There must be only one UText open onto the underlying string
that is being modified. (Strings that are not being modified can be the
target of any number of UTexts at the same time) The existence of a
second UText that refers to a string that is being modified is not a
situation that is detected by the implementation. The application code
must be structured to avoid the situation.
Cloning
UText instances may be cloned. The clone function,
uUText * utext_clone(UText *dest,
const UText *src,
UBool deep,
UErrorCode *status)
behaves
very much like a UText open functions, with the source of the text
being another UText rather than some other form of a string.
A shallow clone creates a new UText that maintains its own iteration state, but does not clone the underlying text itself.
A deep
clone copies the underlying text in addition to the UText state. This
would be appropriate if you wished to modify the text without the
changes being reflected back to the original source string. Not all
text providers support deep clone, so checking for error status returns
from utext_clone() is importatnt.
Thread Safety
UText
follows the usual ICU conventions for thread safety: concurrent calls
to functions accessing the same non-const UText is not supported. If
concurrent access to the text is required, the UText can be cloned,
allowing each thread access via a separate UText. So long as the
underlying text is not being modified, a shallow clone is sufficient.
Text Providers
A text provider is a set of functions that let UText support a specific text storage format.

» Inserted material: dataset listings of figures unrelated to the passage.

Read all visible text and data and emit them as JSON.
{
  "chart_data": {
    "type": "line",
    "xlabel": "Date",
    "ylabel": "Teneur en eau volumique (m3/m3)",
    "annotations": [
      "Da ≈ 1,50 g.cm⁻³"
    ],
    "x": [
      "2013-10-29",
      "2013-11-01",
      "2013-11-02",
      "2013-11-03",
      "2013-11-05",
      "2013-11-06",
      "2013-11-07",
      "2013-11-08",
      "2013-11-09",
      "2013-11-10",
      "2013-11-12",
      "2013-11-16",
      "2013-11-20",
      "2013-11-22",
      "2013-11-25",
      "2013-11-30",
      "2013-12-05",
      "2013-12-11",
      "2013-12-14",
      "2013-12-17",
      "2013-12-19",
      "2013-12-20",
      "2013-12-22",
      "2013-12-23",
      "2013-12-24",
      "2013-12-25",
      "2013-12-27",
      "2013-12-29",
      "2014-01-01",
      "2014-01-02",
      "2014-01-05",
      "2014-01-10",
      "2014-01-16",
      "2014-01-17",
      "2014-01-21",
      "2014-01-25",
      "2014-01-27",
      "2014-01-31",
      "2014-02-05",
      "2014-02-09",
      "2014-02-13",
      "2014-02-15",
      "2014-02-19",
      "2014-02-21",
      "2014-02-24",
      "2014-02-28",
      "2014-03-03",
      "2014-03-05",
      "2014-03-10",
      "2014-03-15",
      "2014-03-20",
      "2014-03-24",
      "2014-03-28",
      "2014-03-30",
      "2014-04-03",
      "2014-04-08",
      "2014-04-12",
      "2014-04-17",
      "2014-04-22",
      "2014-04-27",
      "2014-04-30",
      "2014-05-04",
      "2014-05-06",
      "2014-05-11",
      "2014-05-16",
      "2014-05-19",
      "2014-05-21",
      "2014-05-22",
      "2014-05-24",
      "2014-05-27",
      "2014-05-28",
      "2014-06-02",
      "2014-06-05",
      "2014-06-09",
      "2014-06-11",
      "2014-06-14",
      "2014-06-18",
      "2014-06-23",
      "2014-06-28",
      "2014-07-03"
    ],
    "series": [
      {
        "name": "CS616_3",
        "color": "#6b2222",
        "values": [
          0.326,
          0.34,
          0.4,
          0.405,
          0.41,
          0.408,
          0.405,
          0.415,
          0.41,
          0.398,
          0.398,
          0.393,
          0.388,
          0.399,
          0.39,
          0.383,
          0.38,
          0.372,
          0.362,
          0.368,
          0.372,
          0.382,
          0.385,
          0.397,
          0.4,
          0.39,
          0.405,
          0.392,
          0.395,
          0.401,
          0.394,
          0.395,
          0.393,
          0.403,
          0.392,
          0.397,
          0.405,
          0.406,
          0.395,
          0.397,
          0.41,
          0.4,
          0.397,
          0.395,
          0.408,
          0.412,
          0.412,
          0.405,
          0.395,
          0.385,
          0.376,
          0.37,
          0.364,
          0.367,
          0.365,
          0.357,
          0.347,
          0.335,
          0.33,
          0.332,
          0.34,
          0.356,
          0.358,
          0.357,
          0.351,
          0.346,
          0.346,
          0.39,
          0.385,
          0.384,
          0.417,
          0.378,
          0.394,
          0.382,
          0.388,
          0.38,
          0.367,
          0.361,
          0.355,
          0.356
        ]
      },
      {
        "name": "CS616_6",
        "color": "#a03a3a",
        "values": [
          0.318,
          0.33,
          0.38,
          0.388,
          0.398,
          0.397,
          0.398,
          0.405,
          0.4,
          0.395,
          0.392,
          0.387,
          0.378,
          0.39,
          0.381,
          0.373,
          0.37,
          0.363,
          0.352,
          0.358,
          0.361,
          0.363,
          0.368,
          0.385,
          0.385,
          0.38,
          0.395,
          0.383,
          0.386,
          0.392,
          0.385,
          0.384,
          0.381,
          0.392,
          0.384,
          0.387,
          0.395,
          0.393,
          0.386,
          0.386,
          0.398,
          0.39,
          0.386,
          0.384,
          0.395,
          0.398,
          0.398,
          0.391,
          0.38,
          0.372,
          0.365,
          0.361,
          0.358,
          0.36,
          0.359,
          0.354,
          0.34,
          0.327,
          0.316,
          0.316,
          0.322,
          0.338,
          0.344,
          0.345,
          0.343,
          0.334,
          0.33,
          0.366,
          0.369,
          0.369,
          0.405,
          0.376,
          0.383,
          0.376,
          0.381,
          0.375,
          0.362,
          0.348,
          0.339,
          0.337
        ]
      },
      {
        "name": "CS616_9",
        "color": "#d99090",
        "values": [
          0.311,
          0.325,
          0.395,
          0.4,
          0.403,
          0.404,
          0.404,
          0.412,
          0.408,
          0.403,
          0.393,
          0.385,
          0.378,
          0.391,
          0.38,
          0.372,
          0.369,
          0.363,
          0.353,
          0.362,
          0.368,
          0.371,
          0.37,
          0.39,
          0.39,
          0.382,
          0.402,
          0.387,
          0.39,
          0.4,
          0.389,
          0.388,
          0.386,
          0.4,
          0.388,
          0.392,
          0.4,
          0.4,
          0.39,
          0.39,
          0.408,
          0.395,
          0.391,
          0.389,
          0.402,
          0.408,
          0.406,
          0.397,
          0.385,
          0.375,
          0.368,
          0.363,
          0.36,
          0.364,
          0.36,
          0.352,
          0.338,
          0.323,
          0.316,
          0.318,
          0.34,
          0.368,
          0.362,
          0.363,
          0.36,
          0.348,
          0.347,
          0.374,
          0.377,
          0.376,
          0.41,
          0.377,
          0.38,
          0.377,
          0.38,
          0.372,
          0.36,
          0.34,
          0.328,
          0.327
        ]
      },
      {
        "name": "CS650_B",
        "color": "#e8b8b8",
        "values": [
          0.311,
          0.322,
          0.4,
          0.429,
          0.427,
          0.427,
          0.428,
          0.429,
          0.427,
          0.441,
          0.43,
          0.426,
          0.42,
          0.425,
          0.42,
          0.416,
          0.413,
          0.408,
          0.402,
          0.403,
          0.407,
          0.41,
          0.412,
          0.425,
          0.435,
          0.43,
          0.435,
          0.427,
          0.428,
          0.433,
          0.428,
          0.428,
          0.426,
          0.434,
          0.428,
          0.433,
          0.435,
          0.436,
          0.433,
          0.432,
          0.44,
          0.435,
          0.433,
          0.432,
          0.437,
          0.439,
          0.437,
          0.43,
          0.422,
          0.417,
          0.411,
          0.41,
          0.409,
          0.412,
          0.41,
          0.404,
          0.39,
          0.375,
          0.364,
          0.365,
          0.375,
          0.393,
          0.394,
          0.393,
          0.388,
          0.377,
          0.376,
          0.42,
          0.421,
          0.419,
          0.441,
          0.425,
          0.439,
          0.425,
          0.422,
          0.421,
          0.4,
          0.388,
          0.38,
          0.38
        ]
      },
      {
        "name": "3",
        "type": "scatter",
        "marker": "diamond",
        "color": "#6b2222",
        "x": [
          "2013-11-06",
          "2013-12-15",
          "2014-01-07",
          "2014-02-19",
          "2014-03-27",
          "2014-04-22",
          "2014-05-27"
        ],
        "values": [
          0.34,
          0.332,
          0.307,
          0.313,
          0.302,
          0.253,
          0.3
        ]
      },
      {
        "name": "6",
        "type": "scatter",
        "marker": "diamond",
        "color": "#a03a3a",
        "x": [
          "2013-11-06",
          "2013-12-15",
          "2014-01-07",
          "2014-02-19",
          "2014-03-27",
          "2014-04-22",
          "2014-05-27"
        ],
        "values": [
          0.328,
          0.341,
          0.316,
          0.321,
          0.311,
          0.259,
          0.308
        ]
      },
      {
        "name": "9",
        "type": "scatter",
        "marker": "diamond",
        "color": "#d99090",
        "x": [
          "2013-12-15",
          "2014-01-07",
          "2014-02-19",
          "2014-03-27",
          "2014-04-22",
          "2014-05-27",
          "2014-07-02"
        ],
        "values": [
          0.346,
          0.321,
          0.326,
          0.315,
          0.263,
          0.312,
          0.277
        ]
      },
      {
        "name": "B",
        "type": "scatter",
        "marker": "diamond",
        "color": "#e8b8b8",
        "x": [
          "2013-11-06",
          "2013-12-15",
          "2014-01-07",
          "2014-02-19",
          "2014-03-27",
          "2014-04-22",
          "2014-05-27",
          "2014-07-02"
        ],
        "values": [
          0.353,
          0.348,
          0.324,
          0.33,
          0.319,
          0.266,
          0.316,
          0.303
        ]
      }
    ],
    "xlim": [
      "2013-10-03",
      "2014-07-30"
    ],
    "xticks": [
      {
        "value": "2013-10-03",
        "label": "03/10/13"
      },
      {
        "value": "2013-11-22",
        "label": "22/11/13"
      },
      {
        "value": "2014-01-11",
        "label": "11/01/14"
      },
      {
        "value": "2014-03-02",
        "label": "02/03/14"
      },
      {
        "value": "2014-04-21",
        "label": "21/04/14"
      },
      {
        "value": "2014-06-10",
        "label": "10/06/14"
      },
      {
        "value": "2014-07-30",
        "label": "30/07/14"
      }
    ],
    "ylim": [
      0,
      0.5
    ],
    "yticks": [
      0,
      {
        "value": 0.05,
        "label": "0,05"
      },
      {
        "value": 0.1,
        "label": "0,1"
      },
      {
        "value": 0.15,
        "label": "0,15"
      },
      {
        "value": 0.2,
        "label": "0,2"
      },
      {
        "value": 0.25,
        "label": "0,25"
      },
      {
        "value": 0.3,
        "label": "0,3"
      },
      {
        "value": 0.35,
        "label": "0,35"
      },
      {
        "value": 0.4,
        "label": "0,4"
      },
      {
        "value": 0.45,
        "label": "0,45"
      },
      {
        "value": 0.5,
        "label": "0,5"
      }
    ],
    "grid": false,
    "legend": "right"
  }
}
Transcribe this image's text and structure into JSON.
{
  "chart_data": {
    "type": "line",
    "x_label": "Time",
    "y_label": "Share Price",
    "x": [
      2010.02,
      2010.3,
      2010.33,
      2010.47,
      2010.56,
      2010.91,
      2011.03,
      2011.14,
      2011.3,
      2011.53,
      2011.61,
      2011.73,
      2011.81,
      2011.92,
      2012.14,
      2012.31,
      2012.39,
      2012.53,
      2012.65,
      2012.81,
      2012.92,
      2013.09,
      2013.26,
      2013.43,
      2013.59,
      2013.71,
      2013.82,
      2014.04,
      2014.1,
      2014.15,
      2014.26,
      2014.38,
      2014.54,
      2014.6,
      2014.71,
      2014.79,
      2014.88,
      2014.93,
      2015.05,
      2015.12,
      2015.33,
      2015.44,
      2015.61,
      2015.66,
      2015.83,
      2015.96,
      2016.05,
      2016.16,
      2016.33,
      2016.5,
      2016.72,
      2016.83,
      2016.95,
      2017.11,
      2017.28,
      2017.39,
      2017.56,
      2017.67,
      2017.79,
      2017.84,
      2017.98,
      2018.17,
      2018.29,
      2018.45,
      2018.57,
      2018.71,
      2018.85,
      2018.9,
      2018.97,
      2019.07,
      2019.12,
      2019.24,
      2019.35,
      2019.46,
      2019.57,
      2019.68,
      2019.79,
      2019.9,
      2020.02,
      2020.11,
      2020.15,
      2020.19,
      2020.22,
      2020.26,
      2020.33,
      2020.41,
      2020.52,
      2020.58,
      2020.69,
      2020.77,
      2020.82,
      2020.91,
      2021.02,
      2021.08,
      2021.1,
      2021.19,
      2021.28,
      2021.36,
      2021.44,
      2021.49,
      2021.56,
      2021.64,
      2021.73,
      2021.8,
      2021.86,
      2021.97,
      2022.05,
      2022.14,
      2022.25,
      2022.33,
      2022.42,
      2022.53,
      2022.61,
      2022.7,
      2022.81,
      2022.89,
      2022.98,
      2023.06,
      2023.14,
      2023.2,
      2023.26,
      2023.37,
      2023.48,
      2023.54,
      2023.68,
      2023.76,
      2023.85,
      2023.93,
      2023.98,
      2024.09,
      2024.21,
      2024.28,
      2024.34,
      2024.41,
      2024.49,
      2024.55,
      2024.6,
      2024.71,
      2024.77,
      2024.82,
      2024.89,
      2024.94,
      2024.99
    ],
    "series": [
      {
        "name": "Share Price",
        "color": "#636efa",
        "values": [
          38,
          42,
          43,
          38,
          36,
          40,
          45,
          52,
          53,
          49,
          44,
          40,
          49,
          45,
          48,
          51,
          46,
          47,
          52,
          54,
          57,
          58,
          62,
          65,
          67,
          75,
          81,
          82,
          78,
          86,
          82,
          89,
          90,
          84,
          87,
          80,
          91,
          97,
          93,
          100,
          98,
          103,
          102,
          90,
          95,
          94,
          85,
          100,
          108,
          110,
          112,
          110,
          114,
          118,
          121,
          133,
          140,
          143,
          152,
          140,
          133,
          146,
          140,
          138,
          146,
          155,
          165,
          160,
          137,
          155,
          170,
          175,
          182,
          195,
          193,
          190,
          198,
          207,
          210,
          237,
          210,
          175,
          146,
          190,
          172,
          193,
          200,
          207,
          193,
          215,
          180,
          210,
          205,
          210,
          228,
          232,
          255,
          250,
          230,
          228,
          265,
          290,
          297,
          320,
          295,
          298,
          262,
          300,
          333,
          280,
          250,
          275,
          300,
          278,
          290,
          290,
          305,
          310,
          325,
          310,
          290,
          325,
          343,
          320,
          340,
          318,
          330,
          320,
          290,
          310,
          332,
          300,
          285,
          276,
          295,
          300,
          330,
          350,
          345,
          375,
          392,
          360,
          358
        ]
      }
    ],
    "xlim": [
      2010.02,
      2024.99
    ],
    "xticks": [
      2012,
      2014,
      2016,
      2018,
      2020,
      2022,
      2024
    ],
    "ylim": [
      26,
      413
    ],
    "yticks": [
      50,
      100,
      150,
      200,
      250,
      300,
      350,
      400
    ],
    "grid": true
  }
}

ICU includes several UText text provider implementations, and applications can provide additional ones if needed.
To
implement a new UText text provider, it is necessary to have an
understanding of how UText is designed. Underneath the covers, UText is
a struct that includes
a pointer to a Text Chunk, which
is a UTF-16 buffer containing a section (or all) of the text being
referenced. For text sources whose native format is UTF-16, the chunk
description can refer directly to the original text data. For
non-UTF-16 sources, the chunk will refer to a side buffer containing
some range of the text that has been converted to UTF-16 format.
The iteration position, as a UTF-16 offset within the chunk.
If a text access function (one of those described above, in the
previous section) can do its thing based on the information maintained
in the UText struct, it will. If not, it will call out to one of the
provider functions (below) to do the work, or to update the UText.
The
best way to really understand what is required of a UText provider is
to study the implementations that are included with ICU, and to borrow
as much as possible.
Here is the list of text provider functions.
Function | Description |
---|
UTextAccess | Set up the Text Chunk associated with this UText so that it includes a requested index position. |
UTextNativeLength | Return the full length of the text. |
UTextClone | Clone the UText. |
UTextExtract | Extract a range of text into a caller-supplied buffer |
UTextReplace | Replace a range of text with a caller-supplied replacement. May expand or shrink the overall text. |
UTextCopy | Move or copy a range of text to a new position. |
UTextMapOffsetToNative | Within the current text chunk, translate a UTF-16 buffer offset to an absolute native index. |
UTextMapNativeIndexToUTF16 | Translate an absolute native index to a UTF-16 buffer offset within the current text. |
UTextClose | Provider specific close. Free storage as required. |
Not
every provider type requires all of the functions. If the text type is
read-only, no implementation for Replace or Copy is required. If the
text is in UTF-16 format, no implementation of the native to UTF-16
index conversions is required.
To fully understand what is
required to support a new string type with UText, it will be necessary
to study both the provider function declarations from utext.h and the
existing text provider implementations in utext.cpp.